Partaking of the food forbidden by their French masters is a delicious way to live freedom. I’ve lived in six countries in the last five years and a few others before that, but I could never have imagined a people so consumed by soup. (At its most basic, soup is surely the most basic of foods and can be the cheapest, most forgiving dish to feed a crowd. Consider stone soup, refrigerator soup, garden soup, bean soup, anything-goes soup.)
The story goes that it was illegal under the French for Haitian slave to eat soup. The privilege was rather puzzingly reserved for the master. (Puzzling because soup is cheap and presumably the very thing you’d want the slaves to eat, but perhaps the French wanted to be as difficult as possible.) Another story goes that the French reserved for themselves the right to eat Soup Joumou. So when Haiti signed its Declaration of Independence in the city of Gonaives on January 1, 1804, liberty was interpreted as the chance to guzzle unlimited amounts of soup.

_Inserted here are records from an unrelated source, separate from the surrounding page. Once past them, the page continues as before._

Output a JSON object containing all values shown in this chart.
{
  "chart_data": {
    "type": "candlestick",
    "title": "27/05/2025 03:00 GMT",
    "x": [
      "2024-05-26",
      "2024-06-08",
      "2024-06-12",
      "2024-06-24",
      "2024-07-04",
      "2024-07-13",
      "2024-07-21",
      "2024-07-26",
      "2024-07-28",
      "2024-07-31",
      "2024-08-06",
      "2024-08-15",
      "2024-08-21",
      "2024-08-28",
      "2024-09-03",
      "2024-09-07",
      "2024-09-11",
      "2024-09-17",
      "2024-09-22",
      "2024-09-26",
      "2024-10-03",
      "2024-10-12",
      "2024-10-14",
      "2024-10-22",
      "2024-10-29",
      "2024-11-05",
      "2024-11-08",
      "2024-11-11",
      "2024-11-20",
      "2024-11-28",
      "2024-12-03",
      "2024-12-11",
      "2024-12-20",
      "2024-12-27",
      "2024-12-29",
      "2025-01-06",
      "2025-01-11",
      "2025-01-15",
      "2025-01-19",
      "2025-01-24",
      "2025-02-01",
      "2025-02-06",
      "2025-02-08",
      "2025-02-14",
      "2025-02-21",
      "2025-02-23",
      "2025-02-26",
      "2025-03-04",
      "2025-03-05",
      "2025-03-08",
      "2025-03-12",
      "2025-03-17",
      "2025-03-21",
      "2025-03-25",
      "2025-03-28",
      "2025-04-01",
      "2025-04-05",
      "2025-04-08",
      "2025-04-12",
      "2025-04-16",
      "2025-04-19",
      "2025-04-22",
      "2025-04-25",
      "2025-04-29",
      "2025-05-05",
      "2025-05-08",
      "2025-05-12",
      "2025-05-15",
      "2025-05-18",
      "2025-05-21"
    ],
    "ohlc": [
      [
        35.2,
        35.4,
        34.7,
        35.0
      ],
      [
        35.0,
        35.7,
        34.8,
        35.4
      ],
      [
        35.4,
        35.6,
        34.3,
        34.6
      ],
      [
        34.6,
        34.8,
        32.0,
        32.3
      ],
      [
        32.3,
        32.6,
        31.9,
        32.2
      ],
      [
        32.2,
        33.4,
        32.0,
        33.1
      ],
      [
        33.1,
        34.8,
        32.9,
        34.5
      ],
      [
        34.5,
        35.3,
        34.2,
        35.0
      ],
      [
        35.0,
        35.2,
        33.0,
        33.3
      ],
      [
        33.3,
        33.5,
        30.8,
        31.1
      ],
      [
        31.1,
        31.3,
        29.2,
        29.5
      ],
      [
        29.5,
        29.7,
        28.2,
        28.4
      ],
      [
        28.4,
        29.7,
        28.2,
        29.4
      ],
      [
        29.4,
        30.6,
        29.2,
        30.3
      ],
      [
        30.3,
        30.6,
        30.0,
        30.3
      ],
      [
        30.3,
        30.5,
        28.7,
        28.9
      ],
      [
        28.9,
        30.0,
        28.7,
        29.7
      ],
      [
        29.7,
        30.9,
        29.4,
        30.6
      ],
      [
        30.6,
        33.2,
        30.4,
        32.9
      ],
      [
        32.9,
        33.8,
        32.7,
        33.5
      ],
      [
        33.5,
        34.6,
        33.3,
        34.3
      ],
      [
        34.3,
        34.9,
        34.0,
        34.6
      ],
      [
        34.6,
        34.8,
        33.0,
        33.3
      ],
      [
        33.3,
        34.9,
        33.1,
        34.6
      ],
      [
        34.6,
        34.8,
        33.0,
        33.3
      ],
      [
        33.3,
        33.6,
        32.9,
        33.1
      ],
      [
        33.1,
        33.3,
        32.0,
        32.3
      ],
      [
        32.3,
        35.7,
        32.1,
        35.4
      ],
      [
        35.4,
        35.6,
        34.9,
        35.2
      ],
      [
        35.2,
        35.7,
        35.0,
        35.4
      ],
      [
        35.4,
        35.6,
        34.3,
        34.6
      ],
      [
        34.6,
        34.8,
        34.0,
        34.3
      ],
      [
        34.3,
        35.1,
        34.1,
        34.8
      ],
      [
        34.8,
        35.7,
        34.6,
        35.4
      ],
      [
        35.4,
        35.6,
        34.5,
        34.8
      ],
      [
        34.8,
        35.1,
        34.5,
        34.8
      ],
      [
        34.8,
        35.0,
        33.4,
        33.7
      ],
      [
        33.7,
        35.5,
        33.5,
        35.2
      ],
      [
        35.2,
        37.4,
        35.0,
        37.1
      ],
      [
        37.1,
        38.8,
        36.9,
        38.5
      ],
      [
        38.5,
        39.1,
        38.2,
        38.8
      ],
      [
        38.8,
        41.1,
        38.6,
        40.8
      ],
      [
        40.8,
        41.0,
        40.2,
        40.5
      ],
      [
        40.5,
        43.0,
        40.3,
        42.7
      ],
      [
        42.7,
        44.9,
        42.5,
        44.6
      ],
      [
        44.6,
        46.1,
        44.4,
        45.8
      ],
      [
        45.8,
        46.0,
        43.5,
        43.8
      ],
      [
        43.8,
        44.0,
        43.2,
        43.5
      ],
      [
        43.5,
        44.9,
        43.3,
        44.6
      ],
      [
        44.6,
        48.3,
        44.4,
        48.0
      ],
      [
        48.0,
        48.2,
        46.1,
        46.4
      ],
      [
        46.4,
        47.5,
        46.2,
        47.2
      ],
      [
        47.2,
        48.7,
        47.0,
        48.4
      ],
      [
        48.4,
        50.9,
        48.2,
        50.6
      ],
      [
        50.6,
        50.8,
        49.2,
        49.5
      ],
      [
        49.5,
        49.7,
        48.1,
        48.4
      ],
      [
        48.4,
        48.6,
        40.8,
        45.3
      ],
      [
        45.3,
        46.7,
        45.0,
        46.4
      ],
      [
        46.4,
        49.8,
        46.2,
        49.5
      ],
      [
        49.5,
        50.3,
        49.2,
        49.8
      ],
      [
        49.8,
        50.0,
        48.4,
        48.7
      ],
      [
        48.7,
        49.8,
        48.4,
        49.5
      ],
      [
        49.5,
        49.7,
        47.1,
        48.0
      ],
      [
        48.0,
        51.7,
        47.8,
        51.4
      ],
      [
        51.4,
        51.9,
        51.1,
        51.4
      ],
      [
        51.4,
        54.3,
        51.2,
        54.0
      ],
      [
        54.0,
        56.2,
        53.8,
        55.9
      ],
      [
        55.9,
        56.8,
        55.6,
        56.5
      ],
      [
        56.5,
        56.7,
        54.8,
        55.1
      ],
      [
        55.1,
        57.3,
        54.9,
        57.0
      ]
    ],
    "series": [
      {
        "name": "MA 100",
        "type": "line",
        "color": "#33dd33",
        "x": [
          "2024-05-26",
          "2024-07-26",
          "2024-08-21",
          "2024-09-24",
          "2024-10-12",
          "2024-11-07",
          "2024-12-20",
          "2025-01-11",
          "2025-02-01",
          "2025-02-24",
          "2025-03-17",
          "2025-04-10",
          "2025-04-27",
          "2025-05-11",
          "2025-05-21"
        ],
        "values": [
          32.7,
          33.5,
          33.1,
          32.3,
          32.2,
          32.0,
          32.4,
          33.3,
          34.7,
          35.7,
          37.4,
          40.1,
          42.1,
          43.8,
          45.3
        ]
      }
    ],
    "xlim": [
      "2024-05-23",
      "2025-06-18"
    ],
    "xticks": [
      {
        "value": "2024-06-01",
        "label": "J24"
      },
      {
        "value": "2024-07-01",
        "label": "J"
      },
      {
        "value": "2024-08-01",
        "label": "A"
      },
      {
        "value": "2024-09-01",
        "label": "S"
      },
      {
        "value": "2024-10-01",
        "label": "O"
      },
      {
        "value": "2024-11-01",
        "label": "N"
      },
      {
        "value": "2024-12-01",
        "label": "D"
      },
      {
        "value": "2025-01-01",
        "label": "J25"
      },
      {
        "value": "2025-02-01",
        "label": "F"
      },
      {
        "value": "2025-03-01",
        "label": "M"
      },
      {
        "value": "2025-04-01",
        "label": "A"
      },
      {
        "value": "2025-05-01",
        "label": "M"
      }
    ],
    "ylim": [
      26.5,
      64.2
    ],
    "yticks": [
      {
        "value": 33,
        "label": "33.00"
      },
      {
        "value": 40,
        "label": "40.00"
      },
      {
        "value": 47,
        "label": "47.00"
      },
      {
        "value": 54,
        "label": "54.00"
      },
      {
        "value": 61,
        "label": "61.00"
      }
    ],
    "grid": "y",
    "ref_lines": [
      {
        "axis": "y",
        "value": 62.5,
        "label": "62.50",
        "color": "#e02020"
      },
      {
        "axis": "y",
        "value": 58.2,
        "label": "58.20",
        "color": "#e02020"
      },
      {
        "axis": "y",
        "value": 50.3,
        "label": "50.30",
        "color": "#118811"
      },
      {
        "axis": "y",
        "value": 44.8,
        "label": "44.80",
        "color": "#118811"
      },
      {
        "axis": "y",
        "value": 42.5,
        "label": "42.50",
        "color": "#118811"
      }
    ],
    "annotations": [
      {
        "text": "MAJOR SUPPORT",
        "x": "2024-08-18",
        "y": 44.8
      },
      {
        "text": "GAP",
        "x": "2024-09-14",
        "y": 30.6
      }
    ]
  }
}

New Year’s Day or Haitian Independence Day consequently means cooking and eating Soup Joumou. Every family has its own particular recipe. Every family tries to keep to tradition. It is a unique and rather touching add-on to the revolutionary fervor that sustained Haiti through the 13-year freedom struggle that established it as the world’s first black republic. T’was well said that a first-rate soup is more creative than a second-rate painting. Or memories of a revolution.